I was confused about something Arminius said in his response to Perkins so I looked it up in the original Latin. Turns out it was a mistranslation.
In the former case [the creation of animals, plants…], the good communicated is limited, as each creature receives that which is appropriate to itself, according to the diversity of their natures, but, in the latter [the creation of men and angels], there is a communication of supreme and infinite good, which is God, in the union with whom consists the happiness of rational creatures. Reason demanded that this communication should be made contrary to justice, wherefore He gave a law to His creatures, obedience to which was made the condition on which that communication should be made. Therefore, this was the first decree concerning the final cause of rational creatures, and the glory of God to be illustrated by justice and the highest goodness — highest as to the good to be communicated, not absolutely; by goodness joined to justice, in the case of those who should be made partakers of the highest good, through steadfastness in the truth; by punitive justice, in the case of those who should make themselves unworthy of it by their disobedience. (link)
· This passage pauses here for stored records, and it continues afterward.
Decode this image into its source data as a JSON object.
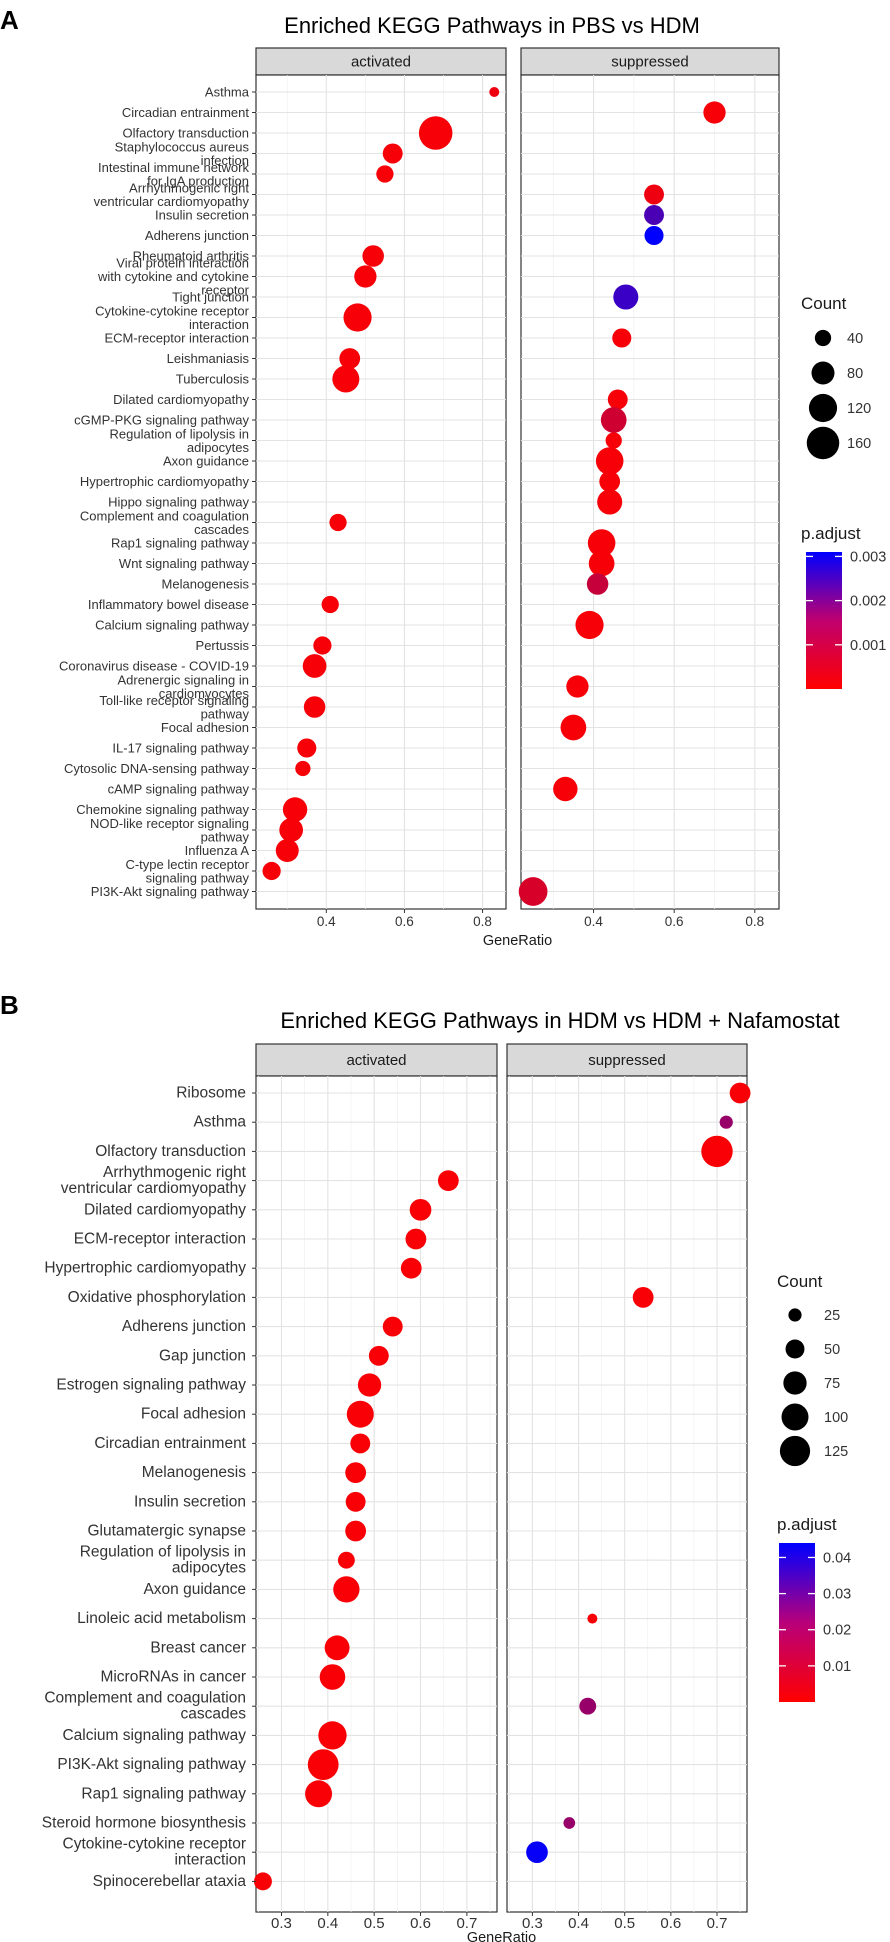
{
  "chart_data": [
    {
      "panel_label": "A",
      "type": "scatter",
      "title": "Enriched KEGG Pathways in PBS vs HDM",
      "xlabel": "GeneRatio",
      "ylabel": "",
      "facets": [
        "activated",
        "suppressed"
      ],
      "xlim": [
        0.22,
        0.86
      ],
      "x_ticks": [
        0.4,
        0.6,
        0.8
      ],
      "x_tick_labels": [
        "0.4",
        "0.6",
        "0.8"
      ],
      "categories": [
        "Asthma",
        "Circadian entrainment",
        "Olfactory transduction",
        "Staphylococcus aureus\ninfection",
        "Intestinal immune network\nfor IgA production",
        "Arrhythmogenic right\nventricular cardiomyopathy",
        "Insulin secretion",
        "Adherens junction",
        "Rheumatoid arthritis",
        "Viral protein interaction\nwith cytokine and cytokine\nreceptor",
        "Tight junction",
        "Cytokine-cytokine receptor\ninteraction",
        "ECM-receptor interaction",
        "Leishmaniasis",
        "Tuberculosis",
        "Dilated cardiomyopathy",
        "cGMP-PKG signaling pathway",
        "Regulation of lipolysis in\nadipocytes",
        "Axon guidance",
        "Hypertrophic cardiomyopathy",
        "Hippo signaling pathway",
        "Complement and coagulation\ncascades",
        "Rap1 signaling pathway",
        "Wnt signaling pathway",
        "Melanogenesis",
        "Inflammatory bowel disease",
        "Calcium signaling pathway",
        "Pertussis",
        "Coronavirus disease - COVID-19",
        "Adrenergic signaling in\ncardiomyocytes",
        "Toll-like receptor signaling\npathway",
        "Focal adhesion",
        "IL-17 signaling pathway",
        "Cytosolic DNA-sensing pathway",
        "cAMP signaling pathway",
        "Chemokine signaling pathway",
        "NOD-like receptor signaling\npathway",
        "Influenza A",
        "C-type lectin receptor\nsignaling pathway",
        "PI3K-Akt signaling pathway"
      ],
      "series": [
        {
          "name": "activated",
          "points": [
            {
              "term": "Asthma",
              "x": 0.83,
              "count": 15,
              "p_adjust": 0.0002
            },
            {
              "term": "Olfactory transduction",
              "x": 0.68,
              "count": 170,
              "p_adjust": 0.0001
            },
            {
              "term": "Staphylococcus aureus\ninfection",
              "x": 0.57,
              "count": 60,
              "p_adjust": 0.0001
            },
            {
              "term": "Intestinal immune network\nfor IgA production",
              "x": 0.55,
              "count": 45,
              "p_adjust": 0.0001
            },
            {
              "term": "Rheumatoid arthritis",
              "x": 0.52,
              "count": 70,
              "p_adjust": 0.0001
            },
            {
              "term": "Viral protein interaction\nwith cytokine and cytokine\nreceptor",
              "x": 0.5,
              "count": 75,
              "p_adjust": 0.0001
            },
            {
              "term": "Cytokine-cytokine receptor\ninteraction",
              "x": 0.48,
              "count": 120,
              "p_adjust": 0.0001
            },
            {
              "term": "Leishmaniasis",
              "x": 0.46,
              "count": 65,
              "p_adjust": 0.0001
            },
            {
              "term": "Tuberculosis",
              "x": 0.45,
              "count": 110,
              "p_adjust": 0.0001
            },
            {
              "term": "Complement and coagulation\ncascades",
              "x": 0.43,
              "count": 45,
              "p_adjust": 0.0001
            },
            {
              "term": "Inflammatory bowel disease",
              "x": 0.41,
              "count": 45,
              "p_adjust": 0.0001
            },
            {
              "term": "Pertussis",
              "x": 0.39,
              "count": 50,
              "p_adjust": 0.0001
            },
            {
              "term": "Coronavirus disease - COVID-19",
              "x": 0.37,
              "count": 85,
              "p_adjust": 0.0001
            },
            {
              "term": "Toll-like receptor signaling\npathway",
              "x": 0.37,
              "count": 70,
              "p_adjust": 0.0001
            },
            {
              "term": "IL-17 signaling pathway",
              "x": 0.35,
              "count": 55,
              "p_adjust": 0.0001
            },
            {
              "term": "Cytosolic DNA-sensing pathway",
              "x": 0.34,
              "count": 35,
              "p_adjust": 0.0001
            },
            {
              "term": "Chemokine signaling pathway",
              "x": 0.32,
              "count": 90,
              "p_adjust": 0.0001
            },
            {
              "term": "NOD-like receptor signaling\npathway",
              "x": 0.31,
              "count": 85,
              "p_adjust": 0.0001
            },
            {
              "term": "Influenza A",
              "x": 0.3,
              "count": 80,
              "p_adjust": 0.0001
            },
            {
              "term": "C-type lectin receptor\nsignaling pathway",
              "x": 0.26,
              "count": 50,
              "p_adjust": 0.0001
            }
          ]
        },
        {
          "name": "suppressed",
          "points": [
            {
              "term": "Circadian entrainment",
              "x": 0.7,
              "count": 75,
              "p_adjust": 0.0001
            },
            {
              "term": "Arrhythmogenic right\nventricular cardiomyopathy",
              "x": 0.55,
              "count": 60,
              "p_adjust": 0.0002
            },
            {
              "term": "Insulin secretion",
              "x": 0.55,
              "count": 60,
              "p_adjust": 0.0022
            },
            {
              "term": "Adherens junction",
              "x": 0.55,
              "count": 55,
              "p_adjust": 0.0031
            },
            {
              "term": "Tight junction",
              "x": 0.48,
              "count": 95,
              "p_adjust": 0.0024
            },
            {
              "term": "ECM-receptor interaction",
              "x": 0.47,
              "count": 55,
              "p_adjust": 0.0001
            },
            {
              "term": "Dilated cardiomyopathy",
              "x": 0.46,
              "count": 60,
              "p_adjust": 0.0001
            },
            {
              "term": "cGMP-PKG signaling pathway",
              "x": 0.45,
              "count": 100,
              "p_adjust": 0.0006
            },
            {
              "term": "Regulation of lipolysis in\nadipocytes",
              "x": 0.45,
              "count": 40,
              "p_adjust": 0.0001
            },
            {
              "term": "Axon guidance",
              "x": 0.44,
              "count": 115,
              "p_adjust": 0.0001
            },
            {
              "term": "Hypertrophic cardiomyopathy",
              "x": 0.44,
              "count": 65,
              "p_adjust": 0.0001
            },
            {
              "term": "Hippo signaling pathway",
              "x": 0.44,
              "count": 95,
              "p_adjust": 0.0001
            },
            {
              "term": "Rap1 signaling pathway",
              "x": 0.42,
              "count": 115,
              "p_adjust": 0.0001
            },
            {
              "term": "Wnt signaling pathway",
              "x": 0.42,
              "count": 100,
              "p_adjust": 0.0001
            },
            {
              "term": "Melanogenesis",
              "x": 0.41,
              "count": 70,
              "p_adjust": 0.0007
            },
            {
              "term": "Calcium signaling pathway",
              "x": 0.39,
              "count": 120,
              "p_adjust": 0.0001
            },
            {
              "term": "Adrenergic signaling in\ncardiomyocytes",
              "x": 0.36,
              "count": 75,
              "p_adjust": 0.0001
            },
            {
              "term": "Focal adhesion",
              "x": 0.35,
              "count": 100,
              "p_adjust": 0.0001
            },
            {
              "term": "cAMP signaling pathway",
              "x": 0.33,
              "count": 90,
              "p_adjust": 0.0001
            },
            {
              "term": "PI3K-Akt signaling pathway",
              "x": 0.25,
              "count": 125,
              "p_adjust": 0.0005
            }
          ]
        }
      ],
      "size_legend": {
        "title": "Count",
        "labels": [
          "40",
          "80",
          "120",
          "160"
        ],
        "values": [
          40,
          80,
          120,
          160
        ]
      },
      "color_legend": {
        "title": "p.adjust",
        "labels": [
          "0.001",
          "0.002",
          "0.003"
        ],
        "values": [
          0.001,
          0.002,
          0.003
        ],
        "range": [
          0.0,
          0.0031
        ],
        "low_color": "#ff0000",
        "high_color": "#0000ff"
      }
    },
    {
      "panel_label": "B",
      "type": "scatter",
      "title": "Enriched KEGG Pathways in HDM vs HDM + Nafamostat",
      "xlabel": "GeneRatio",
      "ylabel": "",
      "facets": [
        "activated",
        "suppressed"
      ],
      "xlim": [
        0.245,
        0.765
      ],
      "x_ticks": [
        0.3,
        0.4,
        0.5,
        0.6,
        0.7
      ],
      "x_tick_labels": [
        "0.3",
        "0.4",
        "0.5",
        "0.6",
        "0.7"
      ],
      "categories": [
        "Ribosome",
        "Asthma",
        "Olfactory transduction",
        "Arrhythmogenic right\nventricular cardiomyopathy",
        "Dilated cardiomyopathy",
        "ECM-receptor interaction",
        "Hypertrophic cardiomyopathy",
        "Oxidative phosphorylation",
        "Adherens junction",
        "Gap junction",
        "Estrogen signaling pathway",
        "Focal adhesion",
        "Circadian entrainment",
        "Melanogenesis",
        "Insulin secretion",
        "Glutamatergic synapse",
        "Regulation of lipolysis in\nadipocytes",
        "Axon guidance",
        "Linoleic acid metabolism",
        "Breast cancer",
        "MicroRNAs in cancer",
        "Complement and coagulation\ncascades",
        "Calcium signaling pathway",
        "PI3K-Akt signaling pathway",
        "Rap1 signaling pathway",
        "Steroid hormone biosynthesis",
        "Cytokine-cytokine receptor\ninteraction",
        "Spinocerebellar ataxia"
      ],
      "series": [
        {
          "name": "activated",
          "points": [
            {
              "term": "Arrhythmogenic right\nventricular cardiomyopathy",
              "x": 0.66,
              "count": 60,
              "p_adjust": 0.001
            },
            {
              "term": "Dilated cardiomyopathy",
              "x": 0.6,
              "count": 65,
              "p_adjust": 0.001
            },
            {
              "term": "ECM-receptor interaction",
              "x": 0.59,
              "count": 60,
              "p_adjust": 0.001
            },
            {
              "term": "Hypertrophic cardiomyopathy",
              "x": 0.58,
              "count": 60,
              "p_adjust": 0.001
            },
            {
              "term": "Adherens junction",
              "x": 0.54,
              "count": 55,
              "p_adjust": 0.001
            },
            {
              "term": "Gap junction",
              "x": 0.51,
              "count": 55,
              "p_adjust": 0.001
            },
            {
              "term": "Estrogen signaling pathway",
              "x": 0.49,
              "count": 75,
              "p_adjust": 0.001
            },
            {
              "term": "Focal adhesion",
              "x": 0.47,
              "count": 100,
              "p_adjust": 0.001
            },
            {
              "term": "Circadian entrainment",
              "x": 0.47,
              "count": 55,
              "p_adjust": 0.001
            },
            {
              "term": "Melanogenesis",
              "x": 0.46,
              "count": 60,
              "p_adjust": 0.001
            },
            {
              "term": "Insulin secretion",
              "x": 0.46,
              "count": 55,
              "p_adjust": 0.001
            },
            {
              "term": "Glutamatergic synapse",
              "x": 0.46,
              "count": 60,
              "p_adjust": 0.001
            },
            {
              "term": "Regulation of lipolysis in\nadipocytes",
              "x": 0.44,
              "count": 40,
              "p_adjust": 0.001
            },
            {
              "term": "Axon guidance",
              "x": 0.44,
              "count": 95,
              "p_adjust": 0.001
            },
            {
              "term": "Breast cancer",
              "x": 0.42,
              "count": 85,
              "p_adjust": 0.001
            },
            {
              "term": "MicroRNAs in cancer",
              "x": 0.41,
              "count": 90,
              "p_adjust": 0.001
            },
            {
              "term": "Calcium signaling pathway",
              "x": 0.41,
              "count": 110,
              "p_adjust": 0.001
            },
            {
              "term": "PI3K-Akt signaling pathway",
              "x": 0.39,
              "count": 130,
              "p_adjust": 0.001
            },
            {
              "term": "Rap1 signaling pathway",
              "x": 0.38,
              "count": 100,
              "p_adjust": 0.001
            },
            {
              "term": "Spinocerebellar ataxia",
              "x": 0.26,
              "count": 45,
              "p_adjust": 0.001
            }
          ]
        },
        {
          "name": "suppressed",
          "points": [
            {
              "term": "Ribosome",
              "x": 0.75,
              "count": 60,
              "p_adjust": 0.001
            },
            {
              "term": "Asthma",
              "x": 0.72,
              "count": 25,
              "p_adjust": 0.018
            },
            {
              "term": "Olfactory transduction",
              "x": 0.7,
              "count": 135,
              "p_adjust": 0.001
            },
            {
              "term": "Oxidative phosphorylation",
              "x": 0.54,
              "count": 60,
              "p_adjust": 0.001
            },
            {
              "term": "Linoleic acid metabolism",
              "x": 0.43,
              "count": 15,
              "p_adjust": 0.001
            },
            {
              "term": "Complement and coagulation\ncascades",
              "x": 0.42,
              "count": 40,
              "p_adjust": 0.018
            },
            {
              "term": "Steroid hormone biosynthesis",
              "x": 0.38,
              "count": 20,
              "p_adjust": 0.018
            },
            {
              "term": "Cytokine-cytokine receptor\ninteraction",
              "x": 0.31,
              "count": 65,
              "p_adjust": 0.043
            }
          ]
        }
      ],
      "size_legend": {
        "title": "Count",
        "labels": [
          "25",
          "50",
          "75",
          "100",
          "125"
        ],
        "values": [
          25,
          50,
          75,
          100,
          125
        ]
      },
      "color_legend": {
        "title": "p.adjust",
        "labels": [
          "0.01",
          "0.02",
          "0.03",
          "0.04"
        ],
        "values": [
          0.01,
          0.02,
          0.03,
          0.04
        ],
        "range": [
          0.0,
          0.044
        ],
        "low_color": "#ff0000",
        "high_color": "#0000ff"
      }
    }
  ]
}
The bolded sentence in the original Latin was:
Postulavit autem ratio, ut ista communicatio non fieret citra justitiam, quare legem dedit istis creaturis fuis, in cuius obedientia conditionem posuit, sub qua communicatio ista sieret
Instead of “should be made contrary to justice” it should be rendered “should not be made without regard to justice”. The idea isn’t injustice, nor is it mercy. Rather, God desired to declare His justice in sharing Himself with men and angels.